Ty%2Bprz%25C3%25B3d.jpg

    Główny bohater nazywany Pawełkiem to młody i niestabilny emocjonalnie mężczyzna, który wpada w sidła prawdziwej femme fatale, która zniewala mężczyzn i czyni swoimi zabawkami. Karolina, gdyż takie imię nosi nasza bohaterka, zwabia swoich kochanków do tajemniczego domu, w którym dzieją się rzeczy, których ludzi umysł nie jest w stanie ogarnąć. I to właśnie owi „wybrańcy”, bywalcy owego domu stanowią kwintesencję niezwykłości „ty”. Nie będę o nich pisać zbyt wiele, bowiem jedynym sposobem, by zrozumieć ich odmienność jest zagłębienie się w ich historie. Do tego wszystkiego dodajmy grasującego w mieście seryjnego mordercę i gwałciciela zwanego Trupiarzem, by otrzymać ogólny zarys fabuły „ty”.

    O czasie i miejscu akcji nie można zbyt wiele powiedzieć. Miasto, które przemierzamy towarzysząc Pawełkowi nie zostało nazwane i wydaje się nie różnić wiele od tego co sami zazwyczaj obserwujemy przemierzając ulice. Akcja rozgrywa się w czasach współczesnych i to w sumie wszystko co można powiedzieć . Owe zawieszenie w nieokreślonym miejscu i czasie jest kolejnym czynnikiem mającym na celu wywołanie w czytelniku poczucia niepewności, a niekiedy wręcz grozy.
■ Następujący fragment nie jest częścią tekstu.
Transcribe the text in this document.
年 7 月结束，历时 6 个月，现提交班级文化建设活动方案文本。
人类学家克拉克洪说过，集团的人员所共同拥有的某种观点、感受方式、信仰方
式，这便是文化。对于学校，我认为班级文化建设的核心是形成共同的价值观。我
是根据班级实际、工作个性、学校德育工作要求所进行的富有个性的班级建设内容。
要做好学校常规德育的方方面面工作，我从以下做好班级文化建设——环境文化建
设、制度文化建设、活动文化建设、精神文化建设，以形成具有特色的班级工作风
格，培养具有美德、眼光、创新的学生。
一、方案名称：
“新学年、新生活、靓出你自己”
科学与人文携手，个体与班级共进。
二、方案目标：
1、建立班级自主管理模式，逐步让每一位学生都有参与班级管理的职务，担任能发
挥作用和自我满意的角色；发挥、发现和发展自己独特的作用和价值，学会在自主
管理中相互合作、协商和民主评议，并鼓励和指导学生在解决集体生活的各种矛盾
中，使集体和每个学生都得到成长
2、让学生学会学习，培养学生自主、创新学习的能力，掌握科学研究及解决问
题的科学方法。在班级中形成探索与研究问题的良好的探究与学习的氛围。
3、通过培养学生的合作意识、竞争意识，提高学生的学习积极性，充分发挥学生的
Czy autorowi udało się osiągnąć ten efekt? Osobiście uważam, że tak. Dodatkowo pojawiające się w późniejszej części elementy fantastyczne, a z pewnością nadprzyrodzone, dodatkowo czynią lekturę niepokojąca, a nakreślona przez autora rzeczywistość staje się daleka od tego, co znamy. Przesyconą seksem, przemocą, zmuszającą do przekraczania wszelkich możliwych granic i przypominającą narkotyczny sen, w którym nikt chyba znaleźć by się nie chciał.

    Tym, co podczas lektury podobało mi się najbardziej, były prowadzone przez autora rozmowy z czytelnikiem i liczne wtrącenia odnośnie rozgrywających się wydarzeń. Z początku wywołały one pewien chaos w lekturze i potęgowały uczucie zagubienia, ale gdy już się do nich przyzwyczaiłam z niecierpliwością wypatrywałam ich w tekście. Dodawały one historii niewątpliwie unikalnego uroku i wyróżniają tytuł spośród wielu innych. Warto także zwrócić uwagę na liczne inspiracje dziełami Witkacego i Gombrowicza, do których autor sam się z resztą przyznaje.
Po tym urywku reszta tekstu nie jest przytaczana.